Given that $a,b,c>0$ and $abc=1$, prove that $a+b+c+\frac{3}{ab+bc+ca} \geq 4$

Question

I was given some exercises from Math olympiads, and I am stuck with the one below, which seems soluble, yet I can't come up with something that works.

Given that $a,b,c>0$ and $abc=1$, prove that $a+b+c+\frac{3}{ab+bc+ca} \geq 4$.

I tried AM-GM-HM, forming squares, but nothing appears to work.

If you have any idea on the source of this problem, that would be also welcomed.

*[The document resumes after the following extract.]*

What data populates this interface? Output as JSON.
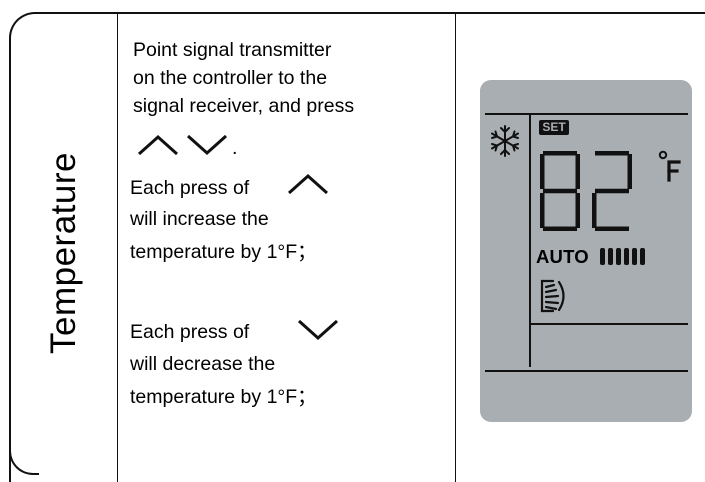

First i tried using AM-GM for a+b+c, and then tried to prove that the remaining is >= 1. After trying, I just tested it using a=1, b=2, c=1/2, and realized that this is not true in general.

Next I tried dividing with abc, did some calculations and ended up with $\sum\limits_{cyc}(a−1)(b+c)^2\geq0$ , which also is not true. Similarly, I got $\sum\limits_{cyc}\frac{(a+b)^2}{ab}\geq\sum\limits_{cyc}2\left(\frac{1}{a}+\frac{1}{b}\right)$ , which also is not true. Next I found an intermediate result in the web, and I was left with proving AM*HM > 1, which also is not true in this case, apparently.

Answer 1

Let $a+b+c=3u$, $ab+ac+bc=3v^2$ and $abc=w^3$.

Thus, we need to prove that: $$3u+\frac{w^3}{v^2}\geq 4w,$$ which is true by AM-GM: $$3u+\frac{w^3}{v^2}\geq4\sqrt[4]{\frac{u^3w^3}{v^2}}\geq4\sqrt[4]{\frac{wv^2w^3}{v^2}}=4w.$$ The following inequality is also true.

Let $a$, $b$ and $c$ be positive numbers such that $abc=1.$ Prove that: $$a+b+c+\frac{8}{ab+ac+bc}\geq\frac{17}{3}.$$

Answer 2

Elaborating on my hint, show that

1. $(a+b+c)^2 \geq 3(ab+bc+ca)$
2. $a+b+c \geq 3$
3. let $ t = a+b+c$, then $LHS \geq t + \frac{ 9}{t^2}$.
4. Finally, show that for $ t \geq 3$, $ t + \frac{9}{t^2 } \geq 4$.
   • Lots of ways to do this.